Segundo Gandy, os resultados já apresentados pelos cientistas da Universidade de Turku permitem três interpretações: ou um ano e meio não é tempo bastante para o tratamento; ou a redução de 25% das placas é insuficiente para que haja uma melhora das funções cognitivas; ou os anticorpos estão falhando em atacar as formas mais neurotóxicas do peptídeo.
De forma a abordar as duas primeiras questões, os testes receberam autorização para serem estendidos e agora vão durar até 2013. Já para a última, Gandy admite que serão necessárias mais pesquisas para determinar se as placas são a real fonte dos problemas. Ainda assim, ele considera a abordagem preventiva "a maior esperança" de controle da doença a médio prazo.
"A maior esperança das terapias é atacar os níveis de beta-amiloide, dosando-as para interromper o crescimento das placas em primeiro lugar", escreveu. "O melhor argumento para permanecer nesta estratégia é que compostos seguros e efetivos já estão à mão. Um século de esforços produziu um modelo racional de como o mal de Alzheimer deve começar e não devemos nos desencorajar com a perspectiva de mais uma década ou duas de trabalho para resolver a questão do beta-amiloide. A intervenção profilática é, agora, nossa maior esperança", concluiu Gandy.
Benefícios podem não compensar os riscos
Para Jerson Lima Silva, professor do Instituto de Bioquímica Médica da UFRJ, a proposta de Gandy é válida, mas para ser levada a cabo será preciso desenhar um protocolo de testes mais estrito e seguro, criado especificamente para uma abordagem preventiva da doença.
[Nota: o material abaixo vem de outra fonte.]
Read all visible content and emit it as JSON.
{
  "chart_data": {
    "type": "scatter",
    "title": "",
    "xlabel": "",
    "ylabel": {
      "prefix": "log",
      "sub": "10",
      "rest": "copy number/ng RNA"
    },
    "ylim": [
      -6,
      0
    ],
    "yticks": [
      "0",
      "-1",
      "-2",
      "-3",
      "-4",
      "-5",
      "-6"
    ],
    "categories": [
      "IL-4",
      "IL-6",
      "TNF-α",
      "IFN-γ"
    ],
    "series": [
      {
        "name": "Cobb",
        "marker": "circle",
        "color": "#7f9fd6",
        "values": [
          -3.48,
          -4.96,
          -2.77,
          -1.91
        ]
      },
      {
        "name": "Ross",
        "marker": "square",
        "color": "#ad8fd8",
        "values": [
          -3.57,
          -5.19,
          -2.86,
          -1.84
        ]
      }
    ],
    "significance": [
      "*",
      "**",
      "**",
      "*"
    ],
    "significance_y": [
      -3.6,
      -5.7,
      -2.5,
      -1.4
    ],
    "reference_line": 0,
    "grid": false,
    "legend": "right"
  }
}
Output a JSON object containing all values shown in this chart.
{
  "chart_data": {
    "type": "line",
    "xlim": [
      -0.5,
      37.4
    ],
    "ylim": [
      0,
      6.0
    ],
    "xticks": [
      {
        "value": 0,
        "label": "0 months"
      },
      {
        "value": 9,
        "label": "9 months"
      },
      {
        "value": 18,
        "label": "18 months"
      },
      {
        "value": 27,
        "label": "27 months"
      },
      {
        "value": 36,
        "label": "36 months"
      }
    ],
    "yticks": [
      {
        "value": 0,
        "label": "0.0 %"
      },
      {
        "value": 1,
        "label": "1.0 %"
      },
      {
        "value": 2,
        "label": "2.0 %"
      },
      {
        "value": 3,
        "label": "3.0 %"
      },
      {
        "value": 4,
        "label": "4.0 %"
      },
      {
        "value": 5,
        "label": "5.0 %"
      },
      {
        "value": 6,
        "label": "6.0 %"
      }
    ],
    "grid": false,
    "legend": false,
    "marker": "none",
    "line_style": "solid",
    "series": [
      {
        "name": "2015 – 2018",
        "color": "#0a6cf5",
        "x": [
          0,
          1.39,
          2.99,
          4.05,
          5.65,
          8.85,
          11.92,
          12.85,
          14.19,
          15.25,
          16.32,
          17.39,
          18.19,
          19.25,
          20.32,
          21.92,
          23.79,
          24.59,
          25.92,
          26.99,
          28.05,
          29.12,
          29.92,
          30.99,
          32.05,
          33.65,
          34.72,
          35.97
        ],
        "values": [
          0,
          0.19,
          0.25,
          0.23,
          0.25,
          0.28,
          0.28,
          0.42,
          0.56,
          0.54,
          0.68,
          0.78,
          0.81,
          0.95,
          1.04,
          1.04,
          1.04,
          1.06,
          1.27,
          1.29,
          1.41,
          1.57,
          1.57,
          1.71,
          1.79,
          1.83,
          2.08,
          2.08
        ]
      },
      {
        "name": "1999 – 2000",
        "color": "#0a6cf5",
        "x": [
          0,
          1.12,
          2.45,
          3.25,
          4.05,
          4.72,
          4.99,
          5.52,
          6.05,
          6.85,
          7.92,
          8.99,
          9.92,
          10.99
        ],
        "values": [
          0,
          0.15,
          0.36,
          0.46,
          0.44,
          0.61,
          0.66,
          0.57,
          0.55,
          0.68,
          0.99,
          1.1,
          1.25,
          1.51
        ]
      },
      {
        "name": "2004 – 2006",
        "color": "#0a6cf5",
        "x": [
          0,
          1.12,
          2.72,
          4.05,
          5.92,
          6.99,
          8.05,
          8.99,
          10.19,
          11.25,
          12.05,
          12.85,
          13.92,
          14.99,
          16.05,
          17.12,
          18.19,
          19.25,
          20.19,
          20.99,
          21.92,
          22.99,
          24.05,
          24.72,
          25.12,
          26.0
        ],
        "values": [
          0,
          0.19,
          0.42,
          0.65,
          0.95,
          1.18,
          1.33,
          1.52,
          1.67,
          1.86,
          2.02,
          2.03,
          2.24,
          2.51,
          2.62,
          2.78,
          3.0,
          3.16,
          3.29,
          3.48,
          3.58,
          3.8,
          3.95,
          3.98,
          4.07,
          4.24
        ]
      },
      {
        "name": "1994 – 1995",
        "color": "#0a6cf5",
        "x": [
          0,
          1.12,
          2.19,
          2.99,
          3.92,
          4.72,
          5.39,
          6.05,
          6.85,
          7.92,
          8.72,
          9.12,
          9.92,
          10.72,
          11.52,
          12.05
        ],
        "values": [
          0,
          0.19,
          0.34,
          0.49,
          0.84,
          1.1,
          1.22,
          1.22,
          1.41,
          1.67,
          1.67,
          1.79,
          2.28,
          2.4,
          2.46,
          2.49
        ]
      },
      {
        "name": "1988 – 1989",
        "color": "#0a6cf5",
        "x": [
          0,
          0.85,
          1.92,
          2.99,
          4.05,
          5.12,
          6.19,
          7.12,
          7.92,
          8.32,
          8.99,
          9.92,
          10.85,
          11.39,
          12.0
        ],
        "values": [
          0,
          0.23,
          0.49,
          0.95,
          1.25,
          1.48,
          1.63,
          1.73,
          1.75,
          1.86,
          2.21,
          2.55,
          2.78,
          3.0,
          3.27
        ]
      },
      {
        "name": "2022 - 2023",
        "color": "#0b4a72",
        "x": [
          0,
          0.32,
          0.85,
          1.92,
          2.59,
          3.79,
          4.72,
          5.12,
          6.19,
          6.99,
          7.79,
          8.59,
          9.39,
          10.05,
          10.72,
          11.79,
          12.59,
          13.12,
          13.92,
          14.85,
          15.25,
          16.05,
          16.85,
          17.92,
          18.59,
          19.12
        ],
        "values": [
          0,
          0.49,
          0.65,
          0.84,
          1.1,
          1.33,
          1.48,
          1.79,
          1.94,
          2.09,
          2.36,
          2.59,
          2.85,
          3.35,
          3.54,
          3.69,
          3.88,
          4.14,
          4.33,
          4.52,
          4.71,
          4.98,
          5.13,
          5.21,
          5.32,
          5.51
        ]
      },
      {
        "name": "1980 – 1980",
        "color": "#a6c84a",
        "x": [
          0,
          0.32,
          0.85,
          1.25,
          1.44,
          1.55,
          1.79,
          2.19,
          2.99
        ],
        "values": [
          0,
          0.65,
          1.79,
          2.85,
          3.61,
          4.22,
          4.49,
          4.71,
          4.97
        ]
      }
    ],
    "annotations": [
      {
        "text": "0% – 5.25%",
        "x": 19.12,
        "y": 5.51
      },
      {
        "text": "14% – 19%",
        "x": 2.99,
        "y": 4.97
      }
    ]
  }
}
- Como todo tratamento, a terapia antibeta-amiloide tem seus prós e contras - explica. - Uma coisa é você ter pacientes com sintomas clínicos e diagnóstico conhecido de Alzheimer. Outra é trabalhar com um grupo de pessoas sadias que tem apenas a possibilidade de ter a doença. Não sabemos quais são os possíveis efeitos colaterais de uma terapia imunológica de longo prazo, que pode ter efeitos tóxicos desconhecidos. Além disso, as proteínas e enzimas responsáveis pela fabricação do beta-amiloide não estão no cérebro à toa. Na maioria das vezes, os benefícios compensam os riscos, mas em outras, não.